The 6-foot-9-inch (2.06-meter) power forward is expected to significantly boost Team China's prospect at the 2023 FIBA World Cup, where the highest-ranked Asian team will directly qualify for next year's Paris Olympics.
After failing to qualify for the Tokyo Olympics in 2021, due to a poor 2019 World Cup campaign at home, the Chinese men's squad cannot afford to miss out on the sport's biggest stage for two editions in a row, thus pushing the CBA leadership to search for talent overseas, despite the fact that naturalization of athletes remains a controversial topic in China's sporting community.
Before Anderson, a glittering cast of athletes boasting Chinese heritage have opted to suit up for China internationally, including Olympic champion freestyle skier Gu Ailing, Canadian-born ice hockey player Brandon Yip, aka Ye Jinguang, and, most recently, Hungarian-born short-track speed skating brothers Shaolin Sandor Liu and Shaoang Liu.
If all goes according to plan, Anderson will soon fly to Slovenia to join the Chinese men's team at its European training camp.
Team China's head coach Aleksandar Djordjevic, who met Anderson in Shanghai on June 28, said he expected a big contribution from the NBA star.
"I hope that we will finish that," Djordjevic said earlier this month before Team China left for Europe. "He is a very valuable player and a very valuable person who has a lot of desire to be (with us).
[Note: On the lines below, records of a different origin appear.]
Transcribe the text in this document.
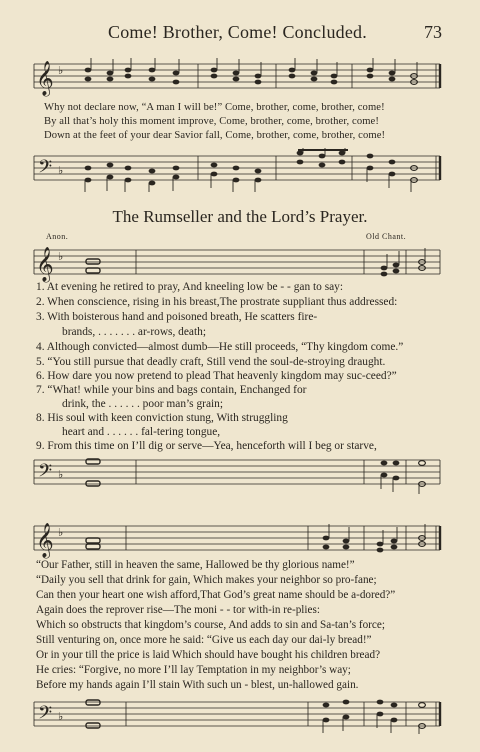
Come! Brother, Come! Concluded.	73
𝄞 ♭
Why not declare now, “A man I will be!” Come, brother, come, brother, come!
By all that’s holy this moment improve, Come, brother, come, brother, come!
Down at the feet of your dear Savior fall, Come, brother, come, brother, come!
𝄢 ♭
The Rumseller and the Lord’s Prayer.
Anon.	Old Chant.
𝄞 ♭
1. At evening he retired to pray, And kneeling low be - - gan to say:
2. When conscience, rising in his breast,The prostrate suppliant thus addressed:
3. With boisterous hand and poisoned breath, He scatters fire-
brands, . . . . . . . ar-rows, death;
4. Although convicted—almost dumb—He still proceeds, “Thy kingdom come.”
5. “You still pursue that deadly craft, Still vend the soul-de-stroying draught.
6. How dare you now pretend to plead That heavenly kingdom may suc-ceed?”
7. “What! while your bins and bags contain, Enchanged for
drink, the . . . . . . poor man’s grain;
8. His soul with keen conviction stung, With struggling
heart and . . . . . . fal-tering tongue,
9. From this time on I’ll dig or serve—Yea, henceforth will I beg or starve,
𝄢 ♭
𝄞 ♭
“Our Father, still in heaven the same, Hallowed be thy glorious name!”
“Daily you sell that drink for gain, Which makes your neighbor so pro-fane;
Can then your heart one wish afford,That God’s great name should be a-dored?”
Again does the reprover rise—The moni - - tor with-in re-plies:
Which so obstructs that kingdom’s course, And adds to sin and Sa-tan’s force;
Still venturing on, once more he said: “Give us each day our dai-ly bread!”
Or in your till the price is laid Which should have bought his children bread?
He cries: “Forgive, no more I’ll lay Temptation in my neighbor’s way;
Before my hands again I’ll stain With such un - blest, un-hallowed gain.
𝄢 ♭
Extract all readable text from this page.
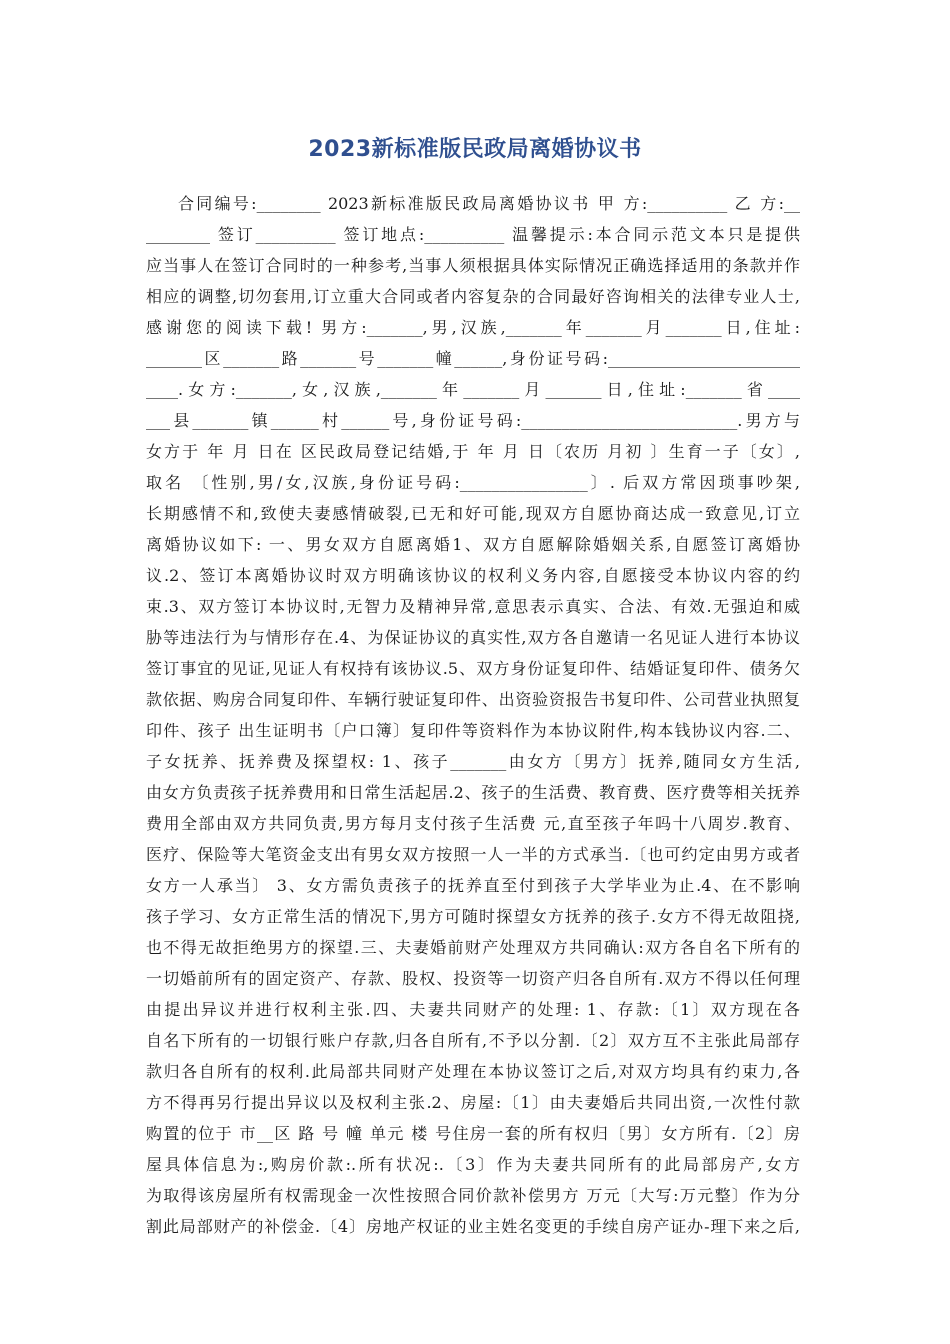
2023新标准版民政局离婚协议书
合同编号:________ 2023新标准版民政局离婚协议书 甲 方:__________ 乙 方:__
________ 签订__________ 签订地点:__________ 温馨提示:本合同示范文本只是提供
应当事人在签订合同时的一种参考,当事人须根据具体实际情况正确选择适用的条款并作
相应的调整,切勿套用,订立重大合同或者内容复杂的合同最好咨询相关的法律专业人士,
感谢您的阅读下载! 男方:_______,男,汉族,_______年_______月_______日,住址:
_______区_______路_______号_______幢______,身份证号码:________________________
____.女方:_______,女,汉族,_______年_______月_______日,住址:_______省____
___县_______镇______村______号,身份证号码:___________________________.男方与
女方于 年 月 日在 区民政局登记结婚,于 年 月 日〔农历 月初 〕生育一子〔女〕,
取名 〔性别,男/女,汉族,身份证号码:________________〕. 后双方常因琐事吵架,
长期感情不和,致使夫妻感情破裂,已无和好可能,现双方自愿协商达成一致意见,订立
离婚协议如下: 一、男女双方自愿离婚1、双方自愿解除婚姻关系,自愿签订离婚协
议.2、签订本离婚协议时双方明确该协议的权利义务内容,自愿接受本协议内容的约
束.3、双方签订本协议时,无智力及精神异常,意思表示真实、合法、有效.无强迫和威
胁等违法行为与情形存在.4、为保证协议的真实性,双方各自邀请一名见证人进行本协议
签订事宜的见证,见证人有权持有该协议.5、双方身份证复印件、结婚证复印件、债务欠
款依据、购房合同复印件、车辆行驶证复印件、出资验资报告书复印件、公司营业执照复
印件、孩子 出生证明书〔户口簿〕复印件等资料作为本协议附件,构本钱协议内容.二、
子女抚养、抚养费及探望权: 1、孩子_______由女方〔男方〕抚养,随同女方生活,
由女方负责孩子抚养费用和日常生活起居.2、孩子的生活费、教育费、医疗费等相关抚养
费用全部由双方共同负责,男方每月支付孩子生活费 元,直至孩子年吗十八周岁.教育、
医疗、保险等大笔资金支出有男女双方按照一人一半的方式承当.〔也可约定由男方或者
女方一人承当〕 3、女方需负责孩子的抚养直至付到孩子大学毕业为止.4、在不影响
孩子学习、女方正常生活的情况下,男方可随时探望女方抚养的孩子.女方不得无故阻挠,
也不得无故拒绝男方的探望.三、夫妻婚前财产处理双方共同确认:双方各自名下所有的
一切婚前所有的固定资产、存款、股权、投资等一切资产归各自所有.双方不得以任何理
由提出异议并进行权利主张.四、夫妻共同财产的处理: 1、存款:〔1〕双方现在各
自名下所有的一切银行账户存款,归各自所有,不予以分割.〔2〕双方互不主张此局部存
款归各自所有的权利.此局部共同财产处理在本协议签订之后,对双方均具有约束力,各
方不得再另行提出异议以及权利主张.2、房屋:〔1〕由夫妻婚后共同出资,一次性付款
购置的位于 市__区 路 号 幢 单元 楼 号住房一套的所有权归〔男〕女方所有.〔2〕房
屋具体信息为:,购房价款:.所有状况:.〔3〕作为夫妻共同所有的此局部房产,女方
为取得该房屋所有权需现金一次性按照合同价款补偿男方 万元〔大写:万元整〕作为分
割此局部财产的补偿金.〔4〕房地产权证的业主姓名变更的手续自房产证办-理下来之后,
All of us appreciate that."
Team China will start its 2023 World Cup campaign in Manila on Aug 26 with a match against its first Group B opponent Serbia at the Araneta Coliseum in the Philippines capital, with two more games against South Sudan and Puerto Rico slotted after that.
Anderson is expected to make his Chinese national debut at a warm-up tournament for the World Cup, the "International Solidarity Cup" in August in Shenzhen, the home city of his mother's Chinese family in South China's Guangdong province.
In 2018, Anderson and his mother Suzanne visited Xinmu new village in the southern metropolis Shenzhen, Guangdong province, to explore his mother's family roots. Their long-lost Chinese relatives welcomed them with a firecracker display, traditional cultural experiences and a huge banquet.
In a video footage of the trip, Anderson described it as "one of the best times and moments" of his life. "It's weird to come to a place I've never been before, yet feel at home. I can't explain in words. … I am so thankful and honored that these people would accept me and give such a warm welcome," he told Shenzhen TV at the time.